The molecule – just over a billionth of a metre across – gets its name because its five linked rings resemble the Olympic symbol.
It was first made by collaborators at the University of Warwick in the UK.
They teamed up with IBM researchers, who in 2009 pioneered the technique of single-molecule imaging with its non-contact atomic force microscopy.
The team, based at IBM Research Zurich, announced its first success with a molecule called pentacene, five linked hexagonal rings of carbon all in a line.
But it was Professor Sir Graham Richards, former head of Oxford University’s chemistry department and member of the Royal Society of Chemistry (RSC) council, who first conceived of the idea to create a more Olympic-themed molecule along the same lines.
“I was in a committee meeting of the Royal Society of Chemistry where we were trying to think of what we could do to mark the Olympics,” Prof Richards told BBC News.
“It occurred to me that the molecule that I had drawn looked very much like the Olympic rings, and it had never been made.”
University of Warwick researchers Anish Mistry and David Fox undertook the task of developing a chemical recipe for the molecule, and took preliminary images of it using a technique called scanning tunnelling microscopy.
But no approach gives such detailed images of single molecules as non-contact atomic force microscopy, in which a single, even tinier molecule of carbon monoxide is used as a kind of record needle to probe the grooves of molecules with unprecedented resolution.

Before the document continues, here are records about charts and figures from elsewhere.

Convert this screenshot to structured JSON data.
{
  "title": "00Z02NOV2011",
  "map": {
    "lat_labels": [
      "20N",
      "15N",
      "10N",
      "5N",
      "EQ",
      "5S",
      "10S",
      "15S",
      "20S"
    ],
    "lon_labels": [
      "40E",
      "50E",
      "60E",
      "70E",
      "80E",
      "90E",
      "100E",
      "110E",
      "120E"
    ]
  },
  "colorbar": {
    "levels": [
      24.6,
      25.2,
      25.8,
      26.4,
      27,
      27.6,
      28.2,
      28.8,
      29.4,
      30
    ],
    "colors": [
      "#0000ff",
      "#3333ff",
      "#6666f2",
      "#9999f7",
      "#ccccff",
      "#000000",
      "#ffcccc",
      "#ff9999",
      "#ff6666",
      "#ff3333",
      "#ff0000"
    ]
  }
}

The images show linked ring structures that are reminiscent both of the Olympic rings and a great many compounds made from rings of carbon atoms, including the “miracle material” graphene.
However, Prof Richards hopes that olympicene’s greatest contribution to chemistry is to bring more students into it.
“Molecules of this nature could conceivably have commercial use, but my own feeling is that above all we want to excite an interest in chemistry provoked by the link with the Olympics,” he said.